Chinese steel and steelmaking ingredients futures faltered on Wednesday, with stainless steel plunging 4.2% and iron ore closing down 3.4%, on worries of a slow global economic recovery from the coronavirus-led slump and weak domestic demand. The most-traded stainless steel futures contract on the Shanghai Futures Exchange for November delivery, dived as much as 5.5% to 13,995 yuan ($2,043.51) per tonne. It closed at 14,190 yuan.
Other steel prices on the Shanghai bourse also fell. Construction steel rebar for January delivery, fell 2.2% to 3,658 yuan per tonne. Hot-rolled coils, used in the manufacturing sector, dropped 2.9% to 3,752 yuan a tonne. "The prices drop today came as the market is still pessimistic on global economic recovery," said a Beijing-based trader, who asked not to be named.
"Meanwhile, steel demand did not increase obviously and failed peak-season expectations." Futures for steelmaking raw materials also dropped. The most active iron ore contract on the Dalian Commodity Exchange ended down 3.4% to 825 yuan a tonne. Dalian coking coal dipped 0.9% and coke fell 1.3%.
Spot prices of iron ore with 62% iron content for delivery to China rose by $1 to $128.5 per tonne on Tuesday from the previous session. China stocks dropped the most in six weeks on Wednesday following Wall Street's tech rout, with heightened Sino-US tensions and falling oil prices also curbing risk appetite.

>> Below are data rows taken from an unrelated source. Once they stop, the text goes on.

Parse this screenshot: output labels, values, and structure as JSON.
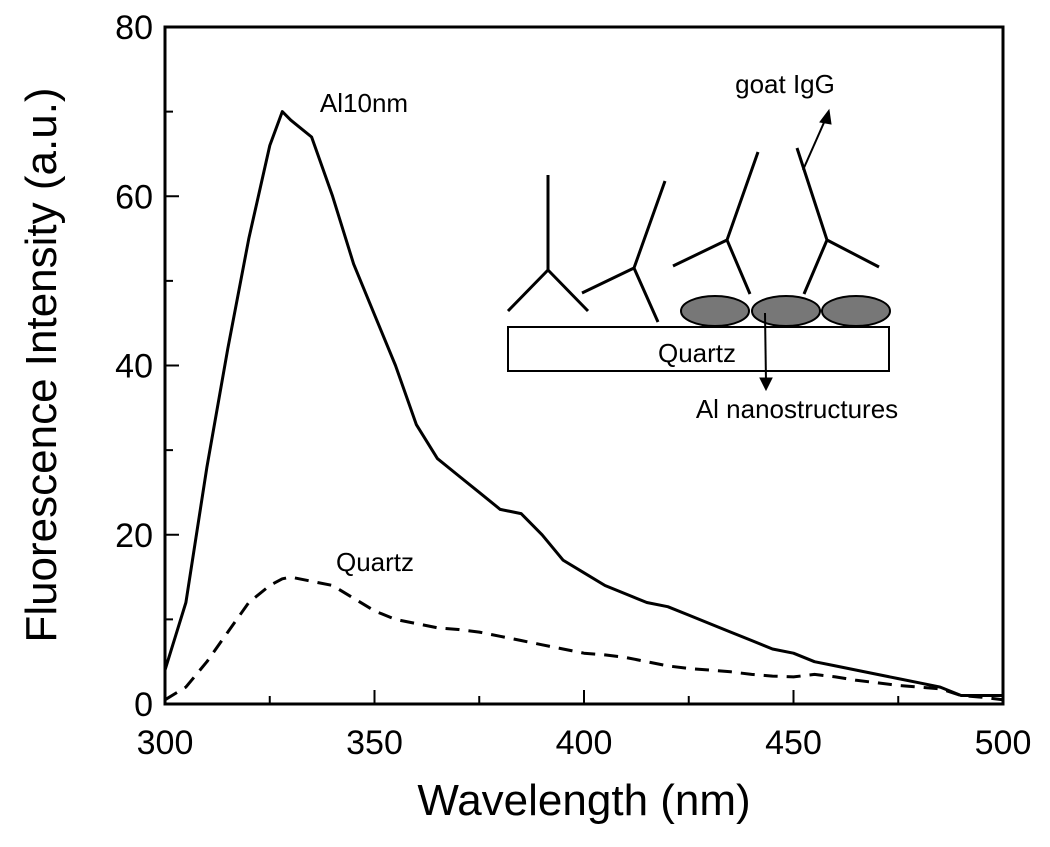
{
  "chart_data": {
    "type": "line",
    "x_label": "Wavelength (nm)",
    "y_label": "Fluorescence Intensity (a.u.)",
    "x": [
      300,
      305,
      310,
      315,
      320,
      325,
      328,
      330,
      335,
      340,
      345,
      350,
      355,
      360,
      365,
      370,
      375,
      380,
      385,
      390,
      395,
      400,
      405,
      410,
      415,
      420,
      425,
      430,
      435,
      440,
      445,
      450,
      455,
      460,
      465,
      470,
      475,
      480,
      485,
      490,
      495,
      500
    ],
    "series": [
      {
        "name": "Al10nm",
        "color": "#000000",
        "dash": "solid",
        "values": [
          4,
          12,
          28,
          42,
          55,
          66,
          70,
          69,
          67,
          60,
          52,
          46,
          40,
          33,
          29,
          27,
          25,
          23,
          22.5,
          20,
          17,
          15.5,
          14,
          13,
          12,
          11.5,
          10.5,
          9.5,
          8.5,
          7.5,
          6.5,
          6,
          5,
          4.5,
          4,
          3.5,
          3,
          2.5,
          2,
          1,
          1,
          1
        ]
      },
      {
        "name": "Quartz",
        "color": "#000000",
        "dash": "dashed",
        "values": [
          0.5,
          2,
          5,
          8.5,
          12,
          14,
          14.8,
          15,
          14.5,
          14,
          12.5,
          11,
          10,
          9.5,
          9,
          8.8,
          8.5,
          8,
          7.5,
          7,
          6.5,
          6,
          5.8,
          5.5,
          5,
          4.5,
          4.2,
          4,
          3.8,
          3.5,
          3.3,
          3.2,
          3.5,
          3.2,
          2.8,
          2.5,
          2.2,
          2,
          1.8,
          1,
          0.8,
          0.5
        ]
      }
    ],
    "xlim": [
      300,
      500
    ],
    "xticks": [
      300,
      350,
      400,
      450,
      500
    ],
    "xticks_minor": [
      325,
      375,
      425,
      475
    ],
    "ylim": [
      0,
      80
    ],
    "yticks": [
      0,
      20,
      40,
      60,
      80
    ],
    "yticks_minor": [
      10,
      30,
      50,
      70
    ],
    "grid": false,
    "inset": {
      "substrate": "Quartz",
      "antibody": "goat IgG",
      "particles": "Al nanostructures"
    }
  }
}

China's factory gate prices fell for the seventh straight month in August, but at the slowest annual pace since March, suggesting the industries of the world's No. 2 economy continued to recover from the sharp coronavirus-induced downturn.
New local government special bond issuance in China totalled 2.8969 trillion yuan ($422.84 billion) by end-Aug, accounting for 77.3% of the year's quota, the finance ministry said on Wednesday.